If you hate daylight saving time and all the confusion and sleep deprivation it brings, you now have solid data on your side.
A wave of new research is bolstering arguments against changing our clocks twice a year.
The case for daylight saving time has been shaky for a while. The biannual time change was originally implemented to save energy. Yet dozens of studies around the world have found that changing the clocks has either minuscule or non-existent effects on energy use. After Indiana finally implemented daylight saving, something that didn’t happen until 2006, residents actually used more electricity.
Daylight saving time isn’t just a benign relic of the 1970s energy crisis. The latest research suggests the time change can be harmful to our health and cost us money. The effects are most disruptive in the spring and fall, right after the time changes occur. Clocks in the U.S. will spring forward this year on Sunday, March 12, and most of Europe moves to daylight saving time two weeks later. (Remember, set your clocks ahead one hour before bed on Saturday.)
The suffering of the spring time change begins with the loss of an hour of sleep. That might not seem like a big deal, but researchers have found it can be dangerous to mess with sleep schedules. Car accidents, strokes, and heart attacks spike in the days after the March time change. It turns out that judges, sleep deprived by daylight saving, impose harsher sentences.
“Even mild changes to sleep patterns can affect human capital in significant ways,” two Cornell University researchers, Lawrence Jin and Nicolas Ziebarth, wrote last year.
Some of the last defenders of daylight saving time have been a cluster of business groups who assume the change helps stimulate consumer spending. That’s not true either, according to recent analysis of 380 million bank and credit-card transactions by the JPMorgan Chase Institute.

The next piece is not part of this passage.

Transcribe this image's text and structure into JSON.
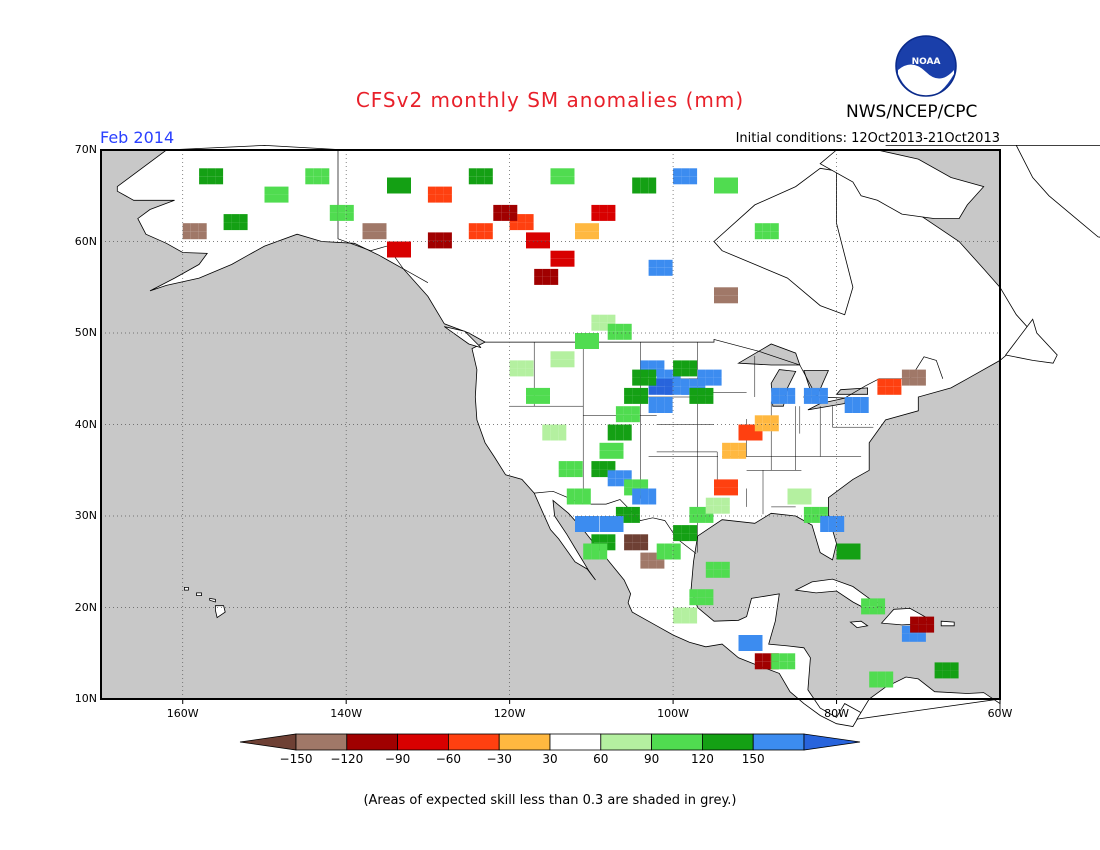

The study compared Los Angeles with Phoenix in the 30 days after the March and November time changes. Arizona is a natural test case since it’s one of the two states, along with Hawaii, that doesn’t do daylight saving. In the spring, according to the consumer transaction data, the additional hour of evening daylight in Los Angeles managed to slightly boost card spending per person, compared with that in Phoenix, although by less than 1 percent. That spending uptick is swamped by the negative impact of the November time change, which sees the darkened population of Los Angeles spend 3.5 percent less at local retailers.
After the autumn time change, shoppers made far fewer trips to the store, especially during the week. Grocery stores, discount stores, and other retailers bore the brunt, while restaurants and service businesses were mostly unaffected.
In other words, daylight turns out to be a surprisingly large factor in how often workers stop at stores on their way home from their jobs in the evening. “At the end of the day, it’s either dark or light, and [people are] going to make an impulse decision at that point,” Diana Farrell, president and chief executive of the JPMorgan Chase Institute.
One possible explanation for the sharp spending decline, Farrell said, is that the extra hour of darkness could push more people to shop online rather than in-person. The study looked only at transactions via local retailers.
Daylight saving time may threaten our health, hurt local retailers, and otherwise disrupt our lives. But can anything be done about it?
As Hawaii and Arizona show, the U.S. government gives states a choice as to whether to adopt daylight saving time. But states aren’t currently allowed to switch to daylight saving time year-round. Last year, 19 bills were pending in state legislatures around the U.S. to end the biannual time change, according to the National Conference of State Legislatures. None passed.
Daylight saving is “an example of how sticky policy can be,” Farrell said.
Since the beginning of the year, state legislators have introduced an additional 20 bills on the topic, according to the NCSL. Eleven bills, including proposals in Texas and California, would put states permanently on standard time; nine of the bills aim to make daylight saving time permanent, many of them by urging lawmakers in Washington to change the rules.
That looks unlikely. In a search of bills pending in the Congress this year and last year, none mention daylight saving.